And I won’t even add, “especially for beginners”. Even seasoned practitioners have days where they’d reasonably do almost anything than stop and be present with uncomfortable feelings, or get real about what their monkey mind is telling them.

One technique to approach that scariness? Research has shown that combining journaling and mindfulness significantly increase mindfulness, in addition to as a way of rest, and positive thoughts and emotions. As a lifelong journaller whose writing and mindfulness practices are inextricably linked, I concur.

  • What do I want to journal mindfully?
  • Can’t I just write as a substitute of meditating?
  •  How do I practice mindful writing?
  • 3 ways to make use of writing in meditation
  • 8 mindful journaling prompts for self-compassion, clarity and to quiet the mind
  • Bonus exercise

What do I want?

We’re so used to being on screens and laptops that the concept of “writing” often evokes typing. And if that’s the one way you possibly can write, no problem.

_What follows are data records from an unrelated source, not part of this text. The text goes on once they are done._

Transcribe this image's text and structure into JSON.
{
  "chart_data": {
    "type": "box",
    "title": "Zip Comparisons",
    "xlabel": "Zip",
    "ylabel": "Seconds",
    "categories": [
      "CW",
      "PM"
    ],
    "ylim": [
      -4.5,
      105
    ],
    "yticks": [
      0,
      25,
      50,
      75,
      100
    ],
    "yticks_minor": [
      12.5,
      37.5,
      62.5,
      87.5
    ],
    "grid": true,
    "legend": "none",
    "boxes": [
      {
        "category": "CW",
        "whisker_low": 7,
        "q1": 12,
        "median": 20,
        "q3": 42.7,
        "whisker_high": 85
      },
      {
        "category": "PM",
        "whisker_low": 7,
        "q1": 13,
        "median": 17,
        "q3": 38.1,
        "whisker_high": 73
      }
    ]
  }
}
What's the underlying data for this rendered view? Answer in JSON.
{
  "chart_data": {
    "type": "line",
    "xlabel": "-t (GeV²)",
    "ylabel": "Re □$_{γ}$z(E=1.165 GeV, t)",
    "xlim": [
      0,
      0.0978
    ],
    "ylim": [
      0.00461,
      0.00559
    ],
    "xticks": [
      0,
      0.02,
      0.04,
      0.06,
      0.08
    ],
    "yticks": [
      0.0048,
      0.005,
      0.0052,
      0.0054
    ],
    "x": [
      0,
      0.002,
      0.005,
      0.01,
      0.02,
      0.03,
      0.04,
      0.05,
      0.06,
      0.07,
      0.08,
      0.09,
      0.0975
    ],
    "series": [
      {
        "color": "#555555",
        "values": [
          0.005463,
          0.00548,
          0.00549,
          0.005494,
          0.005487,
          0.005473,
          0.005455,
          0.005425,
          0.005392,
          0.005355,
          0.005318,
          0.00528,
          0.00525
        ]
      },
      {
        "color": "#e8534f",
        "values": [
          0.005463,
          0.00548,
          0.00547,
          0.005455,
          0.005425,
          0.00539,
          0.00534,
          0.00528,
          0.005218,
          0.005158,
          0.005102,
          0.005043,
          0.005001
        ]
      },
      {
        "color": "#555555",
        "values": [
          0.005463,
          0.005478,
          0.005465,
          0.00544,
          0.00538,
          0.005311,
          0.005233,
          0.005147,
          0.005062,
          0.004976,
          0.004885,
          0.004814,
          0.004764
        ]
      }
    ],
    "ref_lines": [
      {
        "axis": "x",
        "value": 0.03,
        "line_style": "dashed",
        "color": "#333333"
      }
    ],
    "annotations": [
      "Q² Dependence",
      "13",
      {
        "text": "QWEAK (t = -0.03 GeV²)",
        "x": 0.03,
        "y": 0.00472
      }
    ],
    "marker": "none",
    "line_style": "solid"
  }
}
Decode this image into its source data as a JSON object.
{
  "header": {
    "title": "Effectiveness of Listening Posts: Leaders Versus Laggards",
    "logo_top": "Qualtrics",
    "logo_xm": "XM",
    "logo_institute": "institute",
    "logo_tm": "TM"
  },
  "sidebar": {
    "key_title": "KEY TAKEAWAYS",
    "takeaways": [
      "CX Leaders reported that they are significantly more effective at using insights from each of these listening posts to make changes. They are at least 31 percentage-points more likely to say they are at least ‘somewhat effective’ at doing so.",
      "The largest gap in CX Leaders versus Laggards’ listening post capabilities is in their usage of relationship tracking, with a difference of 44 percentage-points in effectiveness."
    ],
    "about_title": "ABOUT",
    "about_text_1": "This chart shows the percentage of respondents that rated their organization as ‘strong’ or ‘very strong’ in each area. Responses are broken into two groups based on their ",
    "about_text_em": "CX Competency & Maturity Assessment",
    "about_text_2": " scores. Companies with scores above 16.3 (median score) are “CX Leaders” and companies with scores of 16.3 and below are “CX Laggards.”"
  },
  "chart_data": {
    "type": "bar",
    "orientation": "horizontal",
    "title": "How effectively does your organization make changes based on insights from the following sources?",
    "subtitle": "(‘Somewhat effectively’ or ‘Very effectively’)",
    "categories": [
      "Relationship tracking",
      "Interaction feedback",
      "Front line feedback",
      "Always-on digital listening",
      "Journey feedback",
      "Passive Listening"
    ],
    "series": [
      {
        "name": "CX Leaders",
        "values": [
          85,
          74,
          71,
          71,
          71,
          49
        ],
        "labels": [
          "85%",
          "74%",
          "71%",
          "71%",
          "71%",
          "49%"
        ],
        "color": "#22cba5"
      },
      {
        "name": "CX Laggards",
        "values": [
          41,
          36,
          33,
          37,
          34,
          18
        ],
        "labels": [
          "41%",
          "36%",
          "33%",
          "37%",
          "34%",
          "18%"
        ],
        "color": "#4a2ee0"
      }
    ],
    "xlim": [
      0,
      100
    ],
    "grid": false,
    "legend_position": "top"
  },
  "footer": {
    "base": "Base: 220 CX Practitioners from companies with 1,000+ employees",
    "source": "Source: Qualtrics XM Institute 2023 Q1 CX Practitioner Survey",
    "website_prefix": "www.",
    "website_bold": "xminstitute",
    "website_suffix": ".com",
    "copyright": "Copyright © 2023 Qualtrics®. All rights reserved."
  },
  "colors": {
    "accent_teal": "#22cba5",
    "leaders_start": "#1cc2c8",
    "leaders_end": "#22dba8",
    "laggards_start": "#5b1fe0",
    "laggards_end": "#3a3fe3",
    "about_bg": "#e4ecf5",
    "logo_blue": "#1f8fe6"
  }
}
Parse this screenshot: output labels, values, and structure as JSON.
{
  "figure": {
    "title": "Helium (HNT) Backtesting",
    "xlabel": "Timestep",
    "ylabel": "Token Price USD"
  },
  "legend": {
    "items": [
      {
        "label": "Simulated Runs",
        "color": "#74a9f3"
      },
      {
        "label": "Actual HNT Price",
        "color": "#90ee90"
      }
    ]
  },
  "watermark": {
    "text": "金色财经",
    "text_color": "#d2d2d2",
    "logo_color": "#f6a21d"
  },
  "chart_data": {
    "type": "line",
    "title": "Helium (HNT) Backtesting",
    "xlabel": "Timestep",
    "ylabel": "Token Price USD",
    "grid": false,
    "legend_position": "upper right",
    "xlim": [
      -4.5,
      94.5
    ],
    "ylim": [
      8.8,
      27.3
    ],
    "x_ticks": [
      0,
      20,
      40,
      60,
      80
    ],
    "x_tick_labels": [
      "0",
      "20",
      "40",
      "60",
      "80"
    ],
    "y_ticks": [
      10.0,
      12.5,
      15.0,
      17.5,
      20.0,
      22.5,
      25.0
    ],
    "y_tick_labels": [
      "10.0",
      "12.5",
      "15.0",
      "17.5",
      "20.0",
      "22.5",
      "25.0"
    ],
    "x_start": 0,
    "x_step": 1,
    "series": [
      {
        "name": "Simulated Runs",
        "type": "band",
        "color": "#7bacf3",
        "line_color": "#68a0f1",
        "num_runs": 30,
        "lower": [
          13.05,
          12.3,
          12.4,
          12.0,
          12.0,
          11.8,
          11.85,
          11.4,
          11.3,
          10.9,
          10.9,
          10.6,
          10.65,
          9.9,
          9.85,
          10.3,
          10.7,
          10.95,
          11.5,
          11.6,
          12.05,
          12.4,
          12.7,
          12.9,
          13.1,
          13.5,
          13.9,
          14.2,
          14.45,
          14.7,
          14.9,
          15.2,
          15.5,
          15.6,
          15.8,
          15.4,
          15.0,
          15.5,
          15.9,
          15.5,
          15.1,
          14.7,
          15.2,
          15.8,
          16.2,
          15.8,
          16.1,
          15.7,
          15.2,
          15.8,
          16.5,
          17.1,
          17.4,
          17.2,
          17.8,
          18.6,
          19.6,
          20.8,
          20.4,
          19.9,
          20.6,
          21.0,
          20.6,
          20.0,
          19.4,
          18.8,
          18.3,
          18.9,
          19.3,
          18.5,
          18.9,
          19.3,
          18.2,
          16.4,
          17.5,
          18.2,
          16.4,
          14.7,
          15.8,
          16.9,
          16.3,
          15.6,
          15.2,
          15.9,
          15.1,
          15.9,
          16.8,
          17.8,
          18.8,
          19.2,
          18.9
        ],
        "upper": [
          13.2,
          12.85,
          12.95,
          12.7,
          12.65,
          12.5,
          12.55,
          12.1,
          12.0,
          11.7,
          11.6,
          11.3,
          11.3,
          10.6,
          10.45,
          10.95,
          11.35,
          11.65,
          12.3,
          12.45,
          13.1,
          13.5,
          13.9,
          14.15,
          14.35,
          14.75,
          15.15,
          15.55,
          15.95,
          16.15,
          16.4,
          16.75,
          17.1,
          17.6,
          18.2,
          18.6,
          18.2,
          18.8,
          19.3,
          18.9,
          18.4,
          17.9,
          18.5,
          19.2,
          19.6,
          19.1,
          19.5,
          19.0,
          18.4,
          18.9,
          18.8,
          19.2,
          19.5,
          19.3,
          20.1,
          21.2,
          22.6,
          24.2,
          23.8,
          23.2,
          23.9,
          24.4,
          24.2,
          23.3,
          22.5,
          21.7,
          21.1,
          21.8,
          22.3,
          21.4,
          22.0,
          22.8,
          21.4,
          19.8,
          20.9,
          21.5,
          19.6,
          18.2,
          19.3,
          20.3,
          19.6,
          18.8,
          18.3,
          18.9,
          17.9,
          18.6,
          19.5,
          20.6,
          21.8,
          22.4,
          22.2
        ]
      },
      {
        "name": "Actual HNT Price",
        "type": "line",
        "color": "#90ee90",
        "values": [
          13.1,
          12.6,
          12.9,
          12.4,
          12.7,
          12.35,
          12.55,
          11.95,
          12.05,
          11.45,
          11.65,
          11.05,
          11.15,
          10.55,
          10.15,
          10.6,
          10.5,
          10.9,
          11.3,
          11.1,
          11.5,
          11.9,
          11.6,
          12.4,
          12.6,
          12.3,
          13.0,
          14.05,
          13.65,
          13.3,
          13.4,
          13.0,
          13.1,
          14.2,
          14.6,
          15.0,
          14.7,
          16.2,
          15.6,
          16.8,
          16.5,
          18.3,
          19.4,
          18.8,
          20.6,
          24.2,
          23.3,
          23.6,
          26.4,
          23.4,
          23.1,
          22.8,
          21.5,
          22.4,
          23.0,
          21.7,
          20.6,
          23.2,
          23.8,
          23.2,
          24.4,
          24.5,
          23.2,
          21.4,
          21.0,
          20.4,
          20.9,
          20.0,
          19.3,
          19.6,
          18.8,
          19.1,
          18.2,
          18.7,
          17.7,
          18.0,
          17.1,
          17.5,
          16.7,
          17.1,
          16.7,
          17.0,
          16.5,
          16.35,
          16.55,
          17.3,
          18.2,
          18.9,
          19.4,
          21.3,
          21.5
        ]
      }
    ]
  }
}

But should you can replace the screen with a pen and notepad, please do. Studies show that writing by hand affects our brains in a different way and truly has impacts which can be much like meditation. (See? You’re already halfway there.) I take advantage of a notepad for my morning pages (see below), a pile of scrap paper for brainstorming and scribbling, and a separate journal for thoughts I would need to return to later.

Can I just write as a substitute of meditating?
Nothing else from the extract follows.